For a few years now, I have bemoaned the dearth of publishing industry professionals at the annual
South by Southwest interactive conference. It's not geared specifically toward publishers; though, in many ways, it's telling that online media, the motion picture business, gaming, and the music industry have come to dominate the festival. Why is publishing left off the roster?
Publishing people should attend the interactive festival for a few reasons. The first, of course, is that it's still cutting edge (though, as the size of the crowd increases, that's waning)-- what's being talked about in panels and at parties is what you're going to be chasing after in a year or two. The second that one this is made clear by SXSW: storytelling rules.

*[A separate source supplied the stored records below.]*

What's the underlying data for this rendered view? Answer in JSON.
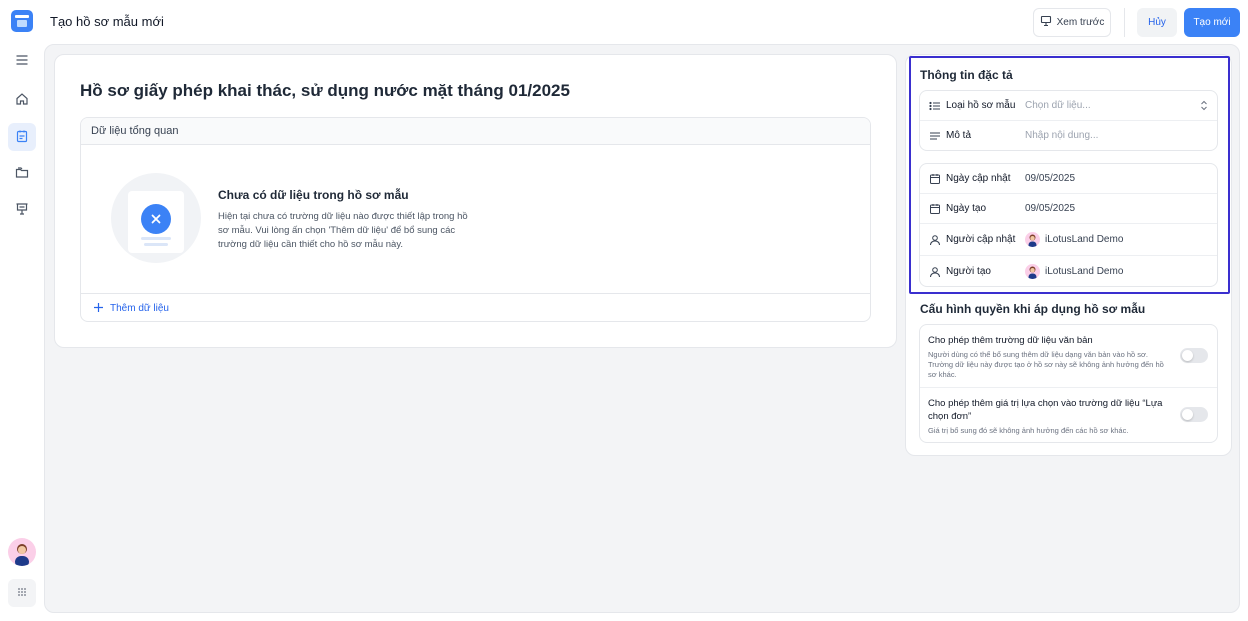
{
  "header": {
    "title": "Tạo hồ sơ mẫu mới",
    "preview_label": "Xem trước",
    "cancel_label": "Hủy",
    "create_label": "Tạo mới"
  },
  "sidebar": {
    "items": [
      {
        "icon": "menu-icon"
      },
      {
        "icon": "home-icon"
      },
      {
        "icon": "clipboard-icon",
        "active": true
      },
      {
        "icon": "folders-icon"
      },
      {
        "icon": "presentation-icon"
      }
    ]
  },
  "main": {
    "document_title": "Hồ sơ giấy phép khai thác, sử dụng nước mặt tháng 01/2025",
    "data_section": {
      "title": "Dữ liệu tổng quan",
      "empty_title": "Chưa có dữ liệu trong hồ sơ mẫu",
      "empty_description": "Hiện tại chưa có trường dữ liệu nào được thiết lập trong hồ sơ mẫu. Vui lòng ấn chọn 'Thêm dữ liệu' để bổ sung các trường dữ liệu cần thiết cho hồ sơ mẫu này.",
      "add_label": "Thêm dữ liệu"
    }
  },
  "spec": {
    "title": "Thông tin đặc tả",
    "template_type": {
      "label": "Loại hồ sơ mẫu",
      "placeholder": "Chọn dữ liệu..."
    },
    "description": {
      "label": "Mô tả",
      "placeholder": "Nhập nội dung..."
    },
    "updated_date": {
      "label": "Ngày cập nhật",
      "value": "09/05/2025"
    },
    "created_date": {
      "label": "Ngày tạo",
      "value": "09/05/2025"
    },
    "updated_by": {
      "label": "Người cập nhật",
      "value": "iLotusLand Demo"
    },
    "created_by": {
      "label": "Người tạo",
      "value": "iLotusLand Demo"
    }
  },
  "permissions": {
    "title": "Cấu hình quyền khi áp dụng hồ sơ mẫu",
    "items": [
      {
        "title": "Cho phép thêm trường dữ liệu văn bản",
        "description": "Người dùng có thể bổ sung thêm dữ liệu dạng văn bản vào hồ sơ. Trường dữ liệu này được tạo ở hồ sơ này sẽ không ảnh hưởng đến hồ sơ khác.",
        "enabled": false
      },
      {
        "title": "Cho phép thêm giá trị lựa chọn vào trường dữ liệu “Lựa chọn đơn”",
        "description": "Giá trị bổ sung đó sẽ không ảnh hưởng đến các hồ sơ khác.",
        "enabled": false
      }
    ]
  },
  "colors": {
    "accent": "#3b82f6",
    "highlight_border": "#3a2fcf"
  }
}
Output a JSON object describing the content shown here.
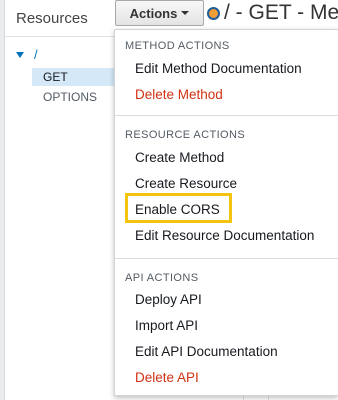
{
  "resources_panel": {
    "title": "Resources",
    "tree": {
      "root": "/",
      "methods": [
        "GET",
        "OPTIONS"
      ]
    }
  },
  "toolbar": {
    "actions_label": "Actions",
    "page_title": "/ - GET - Me"
  },
  "actions_menu": {
    "sections": [
      {
        "title": "METHOD ACTIONS",
        "items": [
          "Edit Method Documentation",
          "Delete Method"
        ]
      },
      {
        "title": "RESOURCE ACTIONS",
        "items": [
          "Create Method",
          "Create Resource",
          "Enable CORS",
          "Edit Resource Documentation"
        ]
      },
      {
        "title": "API ACTIONS",
        "items": [
          "Deploy API",
          "Import API",
          "Edit API Documentation",
          "Delete API"
        ]
      }
    ],
    "highlighted_item": "Enable CORS"
  },
  "colors": {
    "danger": "#d13212",
    "highlight": "#f2c30f",
    "selected_row": "#d4e8f7",
    "link": "#0073bb"
  }
}
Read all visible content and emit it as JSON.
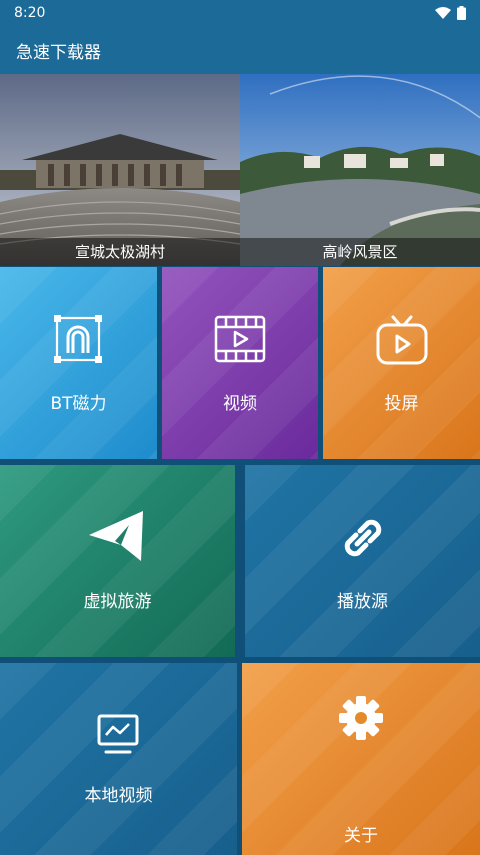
{
  "status_bar": {
    "time": "8:20"
  },
  "app": {
    "title": "急速下载器"
  },
  "banners": [
    {
      "caption": "宣城太极湖村"
    },
    {
      "caption": "高岭风景区"
    }
  ],
  "tiles": {
    "bt": {
      "label": "BT磁力",
      "icon": "magnet-icon"
    },
    "video": {
      "label": "视频",
      "icon": "film-icon"
    },
    "cast": {
      "label": "投屏",
      "icon": "tv-icon"
    },
    "vr_tour": {
      "label": "虚拟旅游",
      "icon": "paper-plane-icon"
    },
    "source": {
      "label": "播放源",
      "icon": "link-icon"
    },
    "local_video": {
      "label": "本地视频",
      "icon": "monitor-icon"
    },
    "about": {
      "label": "关于",
      "icon": "gear-icon"
    }
  },
  "colors": {
    "status_bar": "#1b6a98",
    "background": "#0f4f78",
    "bt_tile": "#2a9fd6",
    "video_tile": "#7e3fae",
    "cast_tile": "#ea8a2e",
    "vr_tile": "#1e8a72",
    "source_tile": "#1b6a98",
    "local_tile": "#1b6a98",
    "about_tile": "#ea8a2e"
  }
}
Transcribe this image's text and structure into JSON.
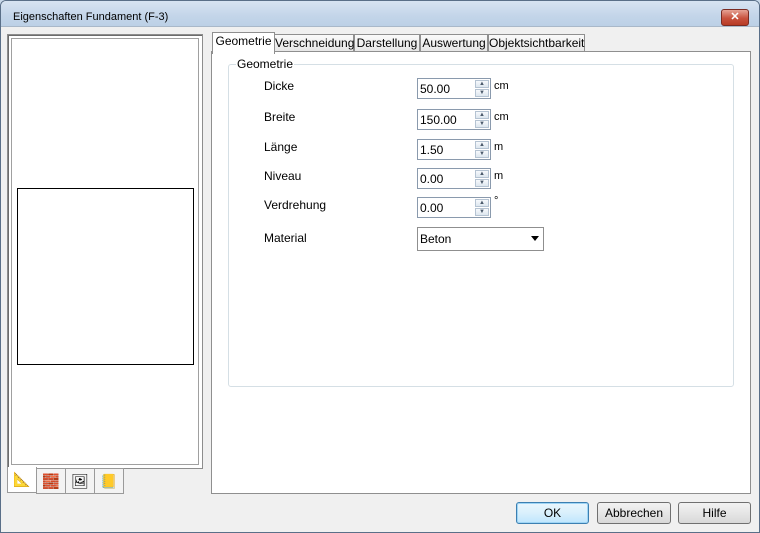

Gamers, particularly, get this. They understand that it's not enough to have guns and dragons and scantily clad women. The underpinning of great games is story. What gamers really get is that games are defined in many ways. Sometimes games are played individually, sometimes they're played by groups of people in the same building, sometimes they're played by groups of people within the same region, and sometimes they're played by groups of people separated by geography.
Games, like reading, make people happy*. Games, like reading, invite people to share in a common world with common rules. Games, like reading, offer an alternative to the humdrumness of day-to-day life. Games are fun. Reading is fun. It's no wonder that gamers focus on the importance of storytelling.
But today's games get that participants don't exist in one space at one time. There are options for everyone, be it the solitary soul or the gregarious joiner. Books are like that too -- reading, the act of processing text on the page into brain waves, is something we do alone; but we love to share the story, the experience, the words, the nuance.
To me, the future of publishing is tied to the future of storytelling. The future of storytelling requires the realization that we started out by campfires listening to tales and we have been telling stories in all shapes and forms ever since. Books, as we like to imagine them, are relatively new in our human history. Books, if I may commit heresy, are a means to an end: one way to tell a story.
I am not much of a gamer, just ask my mother. She and my sister play
Scrabble like it's a blood sport; I play for the sheer joy of the game. They hate me. I am madly in love with story. When I look back at what has engaged me through the (many) decades, story, mostly in text format, is front and center. I am happy to meander through convoluted plotlines, as long as I can trust that it's all going to come together in the end...even if I disagree with how it happens.
I've been doing a lot of thinking about this over the past year, and it still feels weird to write it loud: publishing can learn a lot from the gaming industry. Hmm, maybe not learn a lot, but remember a lot. Remember that it's the story, stupid. Remember that it's the reader who matter. Remember that we're not picking up books to make ourselves miserable.
Most of all, remember that reading is supposed to be fun.